Tujuh Belas
minggu lalu aku sama sekali nggak sempat nulis karena nyelesaiin urusan kantor, dan anak tiba-tiba sakit. Jadi sama sekali nggak bisa ngerjain hobi ini. Jadi aku akan sangat menghargai seandainya pembaca tidak komen hanya untuk meminta update-an. Selain itu, komen apa aja boleh, malah dianjurkan. Hehehe. Oh ya, seperti biasa ini minim editan, jadi buat grammar nazi, ini bukan tempat yang nyaman untuk kalian sih. Hepi reading en lope-lope yu ol, Gaess.
**
"Mbak Prita cantik banget!" Orlin menatap takjub saat Prita turun dari kamarnya. Matanya yang membelalak menandakan kekaguman itu.
"Kamu minta naik gaji?" Mau tidak mau, Prita kembali melihat gaun yang melekat di tubuhnya. Dia merancang gaun ini sendiri. Bagian tersulitnya adalah menemukan penjahit yang bisa mewujudkan sketsa yang dibuatnya menjadi gaun, karena dia tidak punya cukup waktu untuk menjahitnya sendiri. Sedikit menyesakkan saat menyadari bahwa dia sudah cukup lama tidak bersentuhan dengan mesin jahit. Rasanya dia semakin menjauh dari apa yang menjadi impiannya sejak kecil. Kembali ke tanah air merampas banyak hal darinya. Ya, sebagian besar memang karena ketololannya sendiri. Tidak adil menimpakan kesalahan kepada kedua orangtua yang memintanya pulang. Seandainya dia tidak melibatkan dirinya pada masalah, dia pasti sudah memulai butiknya sendiri. Tidak harus membuang begitu banyak waktu untuk mengalihkan perhatian banyak orang dari kasus yang pernah menimpanya. Dan tentu saja tidak tersandera di kantor ayahnya seperti sekarang.
Saat Orlin menyebutkan nama Mbak Juwi sebagai penjahit andal, Prita sempat skeptis. Cerita Orlin tentang kemampuan Mbak Juwi memotong rambut ala mangkuk sama sekali tidak bisa meningkatkan kredibilitas perempuan itu. Ditambah lagi dengan melihat bentuk rambut Orlin saat sebelum di-make over. Tetapi karena tidak punya rekomendasi lain akibat kehidupan sosialnya yang tidak terlalu bagus, Prita harus mencoba pilihan itu. Dia bisa saja minta tolong kepada salah seorang desainer yang mengerjakan pakaian ibunya, tetapi Prita terlalu gengsi untuk melakukannya. Dia bukan tipe orang yang akan meminta bantuan untuk hal seperti itu. Menyerahkan sketsanya kepada desainer lain unuk diwujudkan menjadi sebuah gaun rasanya memalukan. Dia akan terlihat seperti pemalas. Sangat tidak baik untuk citra dirinya yang memang sudah buruk di mata banyak orang.

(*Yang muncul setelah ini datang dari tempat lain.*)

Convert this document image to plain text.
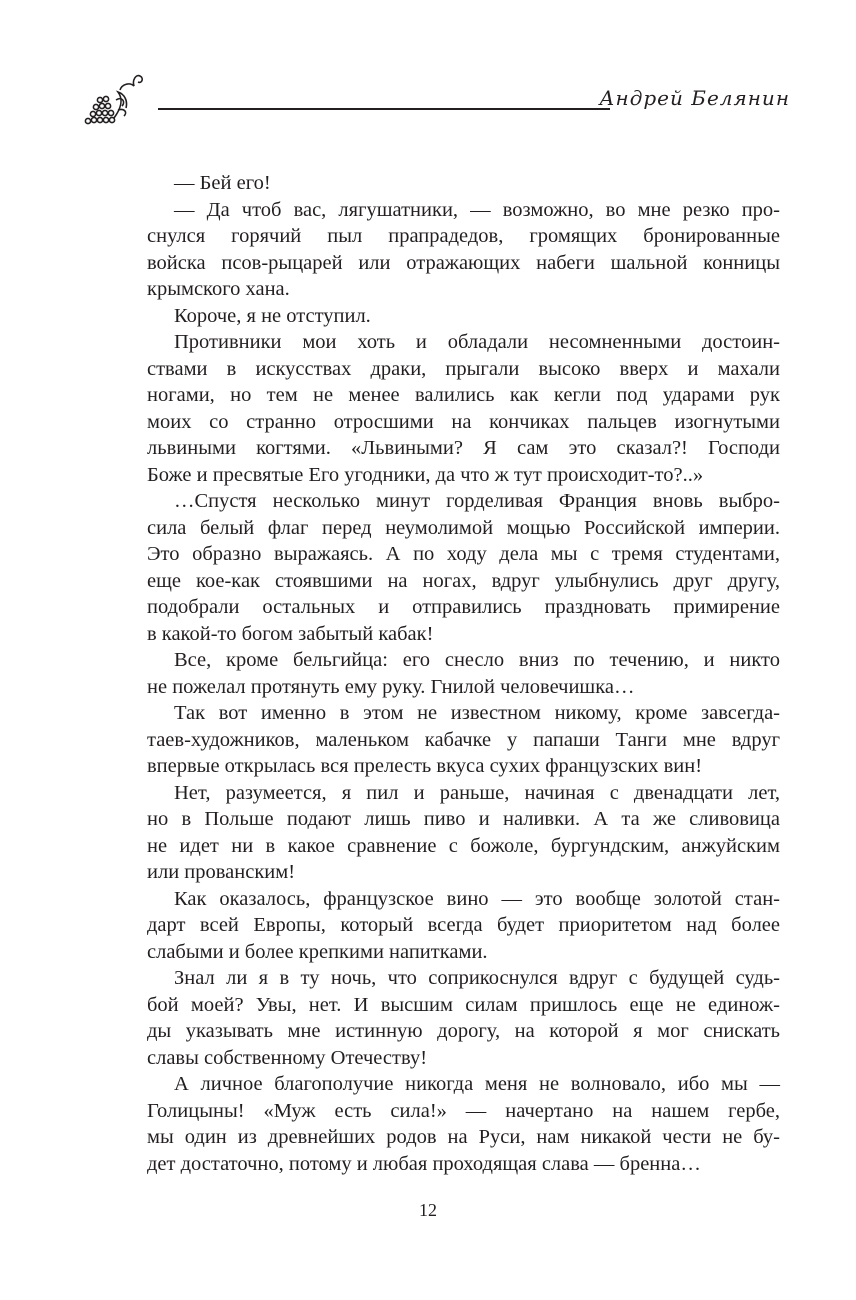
Андрей Белянин
— Бей его!
— Да чтоб вас, лягушатники, — возможно, во мне резко про-
снулся горячий пыл прапрадедов, громящих бронированные
войска псов-рыцарей или отражающих набеги шальной конницы
крымского хана.
Короче, я не отступил.
Противники мои хоть и обладали несомненными достоин-
ствами в искусствах драки, прыгали высоко вверх и махали
ногами, но тем не менее валились как кегли под ударами рук
моих со странно отросшими на кончиках пальцев изогнутыми
львиными когтями. «Львиными? Я сам это сказал?! Господи
Боже и пресвятые Его угодники, да что ж тут происходит-то?..»
…Спустя несколько минут горделивая Франция вновь выбро-
сила белый флаг перед неумолимой мощью Российской империи.
Это образно выражаясь. А по ходу дела мы с тремя студентами,
еще кое-как стоявшими на ногах, вдруг улыбнулись друг другу,
подобрали остальных и отправились праздновать примирение
в какой-то богом забытый кабак!
Все, кроме бельгийца: его снесло вниз по течению, и никто
не пожелал протянуть ему руку. Гнилой человечишка…
Так вот именно в этом не известном никому, кроме завсегда-
таев-художников, маленьком кабачке у папаши Танги мне вдруг
впервые открылась вся прелесть вкуса сухих французских вин!
Нет, разумеется, я пил и раньше, начиная с двенадцати лет,
но в Польше подают лишь пиво и наливки. А та же сливовица
не идет ни в какое сравнение с божоле, бургундским, анжуйским
или прованским!
Как оказалось, французское вино — это вообще золотой стан-
дарт всей Европы, который всегда будет приоритетом над более
слабыми и более крепкими напитками.
Знал ли я в ту ночь, что соприкоснулся вдруг с будущей судь-
бой моей? Увы, нет. И высшим силам пришлось еще не единож-
ды указывать мне истинную дорогу, на которой я мог снискать
славы собственному Отечеству!
А личное благополучие никогда меня не волновало, ибо мы —
Голицыны! «Муж есть сила!» — начертано на нашем гербе,
мы один из древнейших родов на Руси, нам никакой чести не бу-
дет достаточно, потому и любая проходящая слава — бренна…
12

Dan yang menakjubkan adalah, keahlian Mbak Juwi dalam jahit-menjahit ternyata jauh lebih mumpuni daripada kemampuannya memotong rambut. Gaun hijau tua mengilap itu persis seperti keinginan Prita. Melekat erat di tubuhnya sampai di paha, sebelum melebar di bawah dengan potongan asimetris. Dia sengaja memilih model gaun yang konservatif, meskipun tidak yakin itu akan membuat wartawan yang meliput berita acara ulang tahun perusahaan akan melewatkan detail bahwa anak Johny Salim yang tampak sopan adalah orang yang pernah dianggap bertanggung jawab terhadap kematian salah seorang artis terkenal di Indonesia. Kaum hedonis, pemuja budaya barat dengan sex bebasnya.
"Gaji saya sudah cukup, Mbak." Orlin mengembalikan fokus Prita yang terpecah oleh pikiran yang mendadak hinggap di benaknya. "Ini pujian dari hati kok. Tulus, tanpa pamrih"
Prita mencebik dan ganti memperhatikan penampilan asistennya itu. Dia yang memilihkan gaun untuk Orlin. "Kamu juga cantik banget malam ini."
"Make up, Mbak. Ini kan kerjaan make up. Mbak salon yang ngerjain tadi jago banget."
"Kamu harus melakukan sesuatu dengan kepercayaan diri kamu." Prita memberi isyarat supaya Orlin mengikutinya ke depan. "Ada orang yang sebenarnya nggak cantik, tapi mereka kelihatan menarik banget karena tahu persis bagaimana membawa diri sehingga kelihatan menonjol. Bikin orang yang melihat mereka tahu kalau orang-orang itu lebih daripada sekadar kemasan yang membungkusnya. Kamu manis, dan kepercayaan diri yang bagus akan bikin kamu kelihatan bersinar."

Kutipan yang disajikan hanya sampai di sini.